Citing "broken promises" and calling the government’s conduct not an "isolated mistake," a federal appeals court in Washington has threatened to sanction the U.S. Department of Veterans Affairs in a dispute over a rule change that limited veterans’ rights.
A three-judge panel of the U.S. Court of Appeals for the Federal Circuit said on March 21 that the court "is prepared to consider sanctions for misconduct by the government and its responsible officials" for continuing to follow an invalid rule that took away certain procedural and appellate rights.
"It seems that sanctions may be needed to motivate V.A. in the future to treat its commitments and representations to this court and opposing counsel with the seriousness to which they are entitled," Judge S. Jay Plager wrote, joined by judges Jimmie Reyna and Kathleen O’Malley.
The appeals court, however, said it wanted to first hear from the V.A. about how the agency intends to "identify and rectify the harms caused by V.A.’s failure to abide by its representations." Monetary or non-monetary sanctions, then, are not a certainty. The U.S. Justice Department, which represented the V.A. in the Federal Circuit had no immediate comment.
At the heart of the case is an August 2011 immediate-effect rule change that restricted rights held by veterans in the pursuit of benefits. The V.A. has since repealed the rule.

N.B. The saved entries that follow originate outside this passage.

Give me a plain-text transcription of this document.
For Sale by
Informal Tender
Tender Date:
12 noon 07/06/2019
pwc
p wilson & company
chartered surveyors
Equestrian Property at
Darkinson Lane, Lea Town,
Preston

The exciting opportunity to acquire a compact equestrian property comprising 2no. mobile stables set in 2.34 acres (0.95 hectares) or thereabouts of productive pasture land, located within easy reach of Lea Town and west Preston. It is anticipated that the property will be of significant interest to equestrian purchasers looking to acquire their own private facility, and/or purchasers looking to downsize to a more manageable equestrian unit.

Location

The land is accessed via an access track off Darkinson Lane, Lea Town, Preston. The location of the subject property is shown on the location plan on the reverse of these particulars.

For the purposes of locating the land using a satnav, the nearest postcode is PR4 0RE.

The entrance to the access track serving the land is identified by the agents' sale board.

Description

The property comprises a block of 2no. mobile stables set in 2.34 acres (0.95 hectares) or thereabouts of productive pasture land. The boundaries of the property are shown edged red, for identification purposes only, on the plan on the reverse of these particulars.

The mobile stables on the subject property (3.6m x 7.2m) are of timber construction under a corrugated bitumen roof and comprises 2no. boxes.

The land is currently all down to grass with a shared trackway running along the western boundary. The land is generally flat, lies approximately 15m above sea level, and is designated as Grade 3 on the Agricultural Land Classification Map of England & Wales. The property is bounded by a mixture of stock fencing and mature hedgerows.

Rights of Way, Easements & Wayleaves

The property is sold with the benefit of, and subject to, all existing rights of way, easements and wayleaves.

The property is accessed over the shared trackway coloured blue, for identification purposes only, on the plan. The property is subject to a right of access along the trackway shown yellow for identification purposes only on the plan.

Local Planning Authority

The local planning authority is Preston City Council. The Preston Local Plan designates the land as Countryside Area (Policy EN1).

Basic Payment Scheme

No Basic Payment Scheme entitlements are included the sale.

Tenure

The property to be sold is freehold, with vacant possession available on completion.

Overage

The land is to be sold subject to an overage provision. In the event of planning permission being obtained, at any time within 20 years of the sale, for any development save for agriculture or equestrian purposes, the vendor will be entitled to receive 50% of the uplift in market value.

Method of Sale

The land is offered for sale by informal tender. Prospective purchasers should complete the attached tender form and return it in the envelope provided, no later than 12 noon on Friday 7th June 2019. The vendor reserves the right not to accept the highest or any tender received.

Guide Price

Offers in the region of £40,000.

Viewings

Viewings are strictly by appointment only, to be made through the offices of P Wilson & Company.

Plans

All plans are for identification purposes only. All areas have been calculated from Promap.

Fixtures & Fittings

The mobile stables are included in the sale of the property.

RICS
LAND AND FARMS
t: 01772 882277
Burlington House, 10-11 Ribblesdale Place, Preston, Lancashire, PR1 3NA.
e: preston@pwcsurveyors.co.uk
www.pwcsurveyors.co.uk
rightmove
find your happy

The V.A. had long applied certain rights at hearings conducted at regional offices and in appellate proceedings in front of the Board of Veterans’ Appeals. The 2011 rule limited those protections "only to hearings conducted before the V.A. office having original jurisdiction over the claim." Veterans, the appeals court explained, would no longer have previously available procedural due process and appellate rights during board appeals.
The National Organization of Veterans’ Advocates Inc., represented by Latham & Watkins, in September 2011 filed a challenge in the appeals court over the rule change. The veterans’ group said the V.A. adopted the rule without first giving the public the chance to comment. As the case progressed, it became clear, the appeals court said, that the rule was invalid.
But that didn’t stop the agency from applying the rule, to the detriment of veterans, the Federal Circuit said. "The V.A.’s conduct in this matter troubles the court on multiple levels," Plager wrote in last week’s order to show cause. The "conduct did not involve an isolated mistake," the judge said.
The V.A., for instance, told the appeals court that, to the best of its knowledge, the invalid rule had not been applied to any cases after March 2012. But the Federal Circuit panel said the challengers presented evidence that the agency relied on the rule in a "substantial number" of cases after that date.
"The unwarranted denial of benefits means real-world consequences to veterans," Plager wrote. "Promises of hypothetical relief do not pay for food or provide needed medical care."
Latham appellate litigation associate Roman Martinez argued for the veterans before the Federal Circuit. Martinez called the order an "important win for veterans."
"We are glad that the court emphasized the V.A.’s duty to remedy the case," Martinez said. "We look forward to hearing from the V.A. on how they plan to satisfy the court’s order. We believe that they should take all steps necessary to fix the harm that their unlawful actions have caused."